Advanced fibre laser drilling at MTC aims to improve aero components

The speed and quality of aerospace component manufacture is to be improved with the introduction of advanced fibre laser drilling at the Manufacturing Technology Centre in Coventry.

MTC said it was working with Rolls-Royce to investigate the potential of fibre lasers for drilling of aerospace materials, especially the holes in aero engine turbine blades that allow them to function without beginning to melt.

MTC is using technology – said to be the first of its kind in the world – from US firm IPG Photonics, a high performance laser manufacturer.

Sundar Marimuthu, a research engineer at the Coventry unit specialising in laser processing of materials, told The Engineer that he did not believe it was available elsewhere in the UK.

The technology had only been on the market for two years, and the MTC had been working with it for more than a year, Marimuthu said.

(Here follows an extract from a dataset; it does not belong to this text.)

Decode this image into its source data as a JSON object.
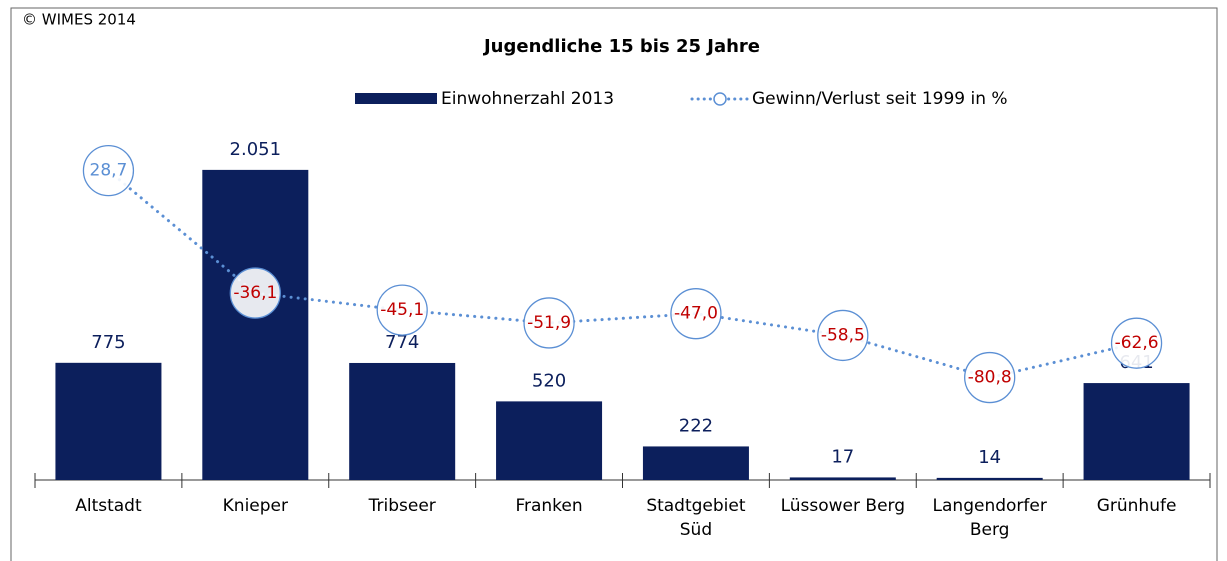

“However, it is likely that aerospace manufacturers in the US and Europe are also exploring fibre lasers for drilling,” he said.

Turbine blades in aero engines are drilled with holes to keep them cool as very hot gases circulate around them.

Marimuthu explained that Nd:YAG lasers had been used for 20 years to drill holes in blades, but fibre lasers were more controllable and had benefits in terms of quality and speed of manufacture.

Advances in technology meant fibre lasers could pulse for very short spaces of time – between 0.1–10 milliseconds – allowing them to be used for this application for the first time.

The IPG laser equipment at MTC has a high operating efficiency and is also more compact than traditional lasers, allowing better use of factory space, and reducing the need for multiple machines.

Marimuthu said lasers were being used for a wide variety of materials processing operations at the MTC, including cutting, hollowing, drilling, cladding and additive layer manufacturing.

“In fact, lasers are used in every department at the MTC in some form or another,” he said.

The Manufacturing Technology Centre opened in 2010 and is a partnership between some of the UK’s major global manufacturers and three universities: Birmingham, Nottingham and Loughborough, as well as TWI, the operating division of The Welding Institute.

It is part of the High Value Manufacturing Catapult, supported by Innovate UK.